Chapter 2: Ever the East Wind Swells.

Recurring OCC:

Taurlong: Captain of Gil-galad’s personal guard. An Exile, survivor of Nargothrond. First appears in “They Did Not Take Root in That Land.”

Hîrdawar: informal leader of all the wandering companies of Green-elves, Nandor and Avari, both sides of the Ered Luin. First mentioned in "In the Woods of Osssiriand"

Taenben, also known as Lalf: The Hîrdawar’s son and heir. First appears in “In the Woods of Ossiriand.”

Hîrvegil: Commander of Gil-galad’s army. A Teleri. “They Did Not Take Root in That Land.”

Maentêw: One of the survivors from Doriath who went to Sirion carrying Elwing. He joined into Gil-galad’s army. First appears in “In the Woods of Ossiriand.”

Miluin: A Sinda from Mithrim, a relative of Círdan, arrived in Balar with Annael and his Grey Elves, the ones who raised Tuor. She became Círdan’s housekeeper. She is first mentioned in “They Did Not Take Roots in that Land.”



Eastern flank of the North Downs.

The mournful wail echoed closer. With a soft whistle Ereinion signalled for the Hîrdawar to slow down and allow Taurlong to catch up with them.  He needed not look back to feel the weight of his annoyance. The captain of his guard was definitely displeased with their little escapade.

“Wait here, Gil-galad. Let Amathar go ahead. We know not what danger lurks over there.”

Ereinion knew the tone and manner. Had they been alone, Taurlong would have upbraided him unsparingly —and with reason. After hearing the sorrowful lamentation in the distance, he had left the hunt and his companions, chasing the Hîrdawar deep into the forest with no thought for his guards. It had taken little effort, it seemed, for Taurlong to notice and follow in all haste.

“Nothing to be afraid of,” the Hîrdawar interrupted, allowing Amathar to run past him in his silent, swift gait. He then raised a hand to stem Taurlong’s complaints. “Nothing to fear from them, either” he added, “only their sorrow and their grief.”

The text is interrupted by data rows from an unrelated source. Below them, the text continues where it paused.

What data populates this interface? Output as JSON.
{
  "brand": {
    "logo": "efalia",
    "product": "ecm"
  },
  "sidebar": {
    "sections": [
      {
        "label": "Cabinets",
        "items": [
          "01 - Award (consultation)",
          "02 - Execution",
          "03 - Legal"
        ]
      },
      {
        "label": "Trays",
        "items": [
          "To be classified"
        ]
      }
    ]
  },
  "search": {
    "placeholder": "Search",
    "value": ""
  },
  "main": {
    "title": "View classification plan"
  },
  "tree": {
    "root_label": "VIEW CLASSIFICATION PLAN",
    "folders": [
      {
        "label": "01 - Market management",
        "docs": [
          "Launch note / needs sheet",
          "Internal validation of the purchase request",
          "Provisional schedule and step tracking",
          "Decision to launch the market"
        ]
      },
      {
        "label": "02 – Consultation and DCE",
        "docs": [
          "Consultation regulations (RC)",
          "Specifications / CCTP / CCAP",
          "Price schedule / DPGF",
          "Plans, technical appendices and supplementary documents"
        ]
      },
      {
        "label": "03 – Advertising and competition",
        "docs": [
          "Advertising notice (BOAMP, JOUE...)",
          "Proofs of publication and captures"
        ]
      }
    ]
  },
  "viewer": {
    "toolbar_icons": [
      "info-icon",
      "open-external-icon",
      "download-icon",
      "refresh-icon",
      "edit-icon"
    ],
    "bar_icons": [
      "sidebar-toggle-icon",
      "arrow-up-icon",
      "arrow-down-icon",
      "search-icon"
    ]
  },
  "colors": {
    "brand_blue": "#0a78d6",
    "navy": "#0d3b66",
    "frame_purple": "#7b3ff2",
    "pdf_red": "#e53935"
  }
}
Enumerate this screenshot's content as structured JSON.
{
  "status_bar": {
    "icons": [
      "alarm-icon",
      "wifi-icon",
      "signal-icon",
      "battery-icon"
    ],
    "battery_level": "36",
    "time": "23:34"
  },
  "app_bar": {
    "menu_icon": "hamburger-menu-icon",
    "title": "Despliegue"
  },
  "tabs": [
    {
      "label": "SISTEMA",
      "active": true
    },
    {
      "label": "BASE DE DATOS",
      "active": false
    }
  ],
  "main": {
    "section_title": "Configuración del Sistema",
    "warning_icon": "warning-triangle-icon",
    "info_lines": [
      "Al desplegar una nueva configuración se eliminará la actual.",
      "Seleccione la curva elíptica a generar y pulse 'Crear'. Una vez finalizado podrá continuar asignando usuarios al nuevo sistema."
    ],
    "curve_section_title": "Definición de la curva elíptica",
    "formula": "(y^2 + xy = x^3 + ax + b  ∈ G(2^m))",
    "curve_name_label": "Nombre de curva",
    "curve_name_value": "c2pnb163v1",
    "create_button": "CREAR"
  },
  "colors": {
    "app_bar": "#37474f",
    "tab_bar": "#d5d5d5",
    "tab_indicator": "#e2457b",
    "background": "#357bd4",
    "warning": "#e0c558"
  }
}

Ever since they had first met in the woods of Ossiriand, Ereinion had admired the calm manner and soft voice of the Hîrdawar, the understated way in which he exercised his authority as the acknowledged leader of the wandering clans of the Avari. That those unruly people would recognize someone as the ultimate authority -east as well as west of the Ered Luin as they had found out after the fall of Beleriand- had come as a great surprise to the Sindar, Telerin and Noldor from Beleriand.

Taurlong subsided —no doubt he, too, affected by that subtle power the Hîrdawar seemed to effortlessly ooze. But then, Ereinion noticed, what had at first seemed to him the cry of a wounded beast now sounded closer and clearer —a doleful dirge steeped in deep sorrow. Perhaps the Hîrdawar had known from the very beginning, and Taurlong had understood right now. Those were people, most probably elves, and they had nothing to fear from them.

“What ails them?” he asked, stirred by the grief that echoed in their voices. They now walked toward the sound at a slower pace, their footsteps light on the carpet of fallen leaves that covered the forest floor, careful not to disturb the singing.

“They mourn their loved ones who departed,” the Hîrdawar whispered as he went.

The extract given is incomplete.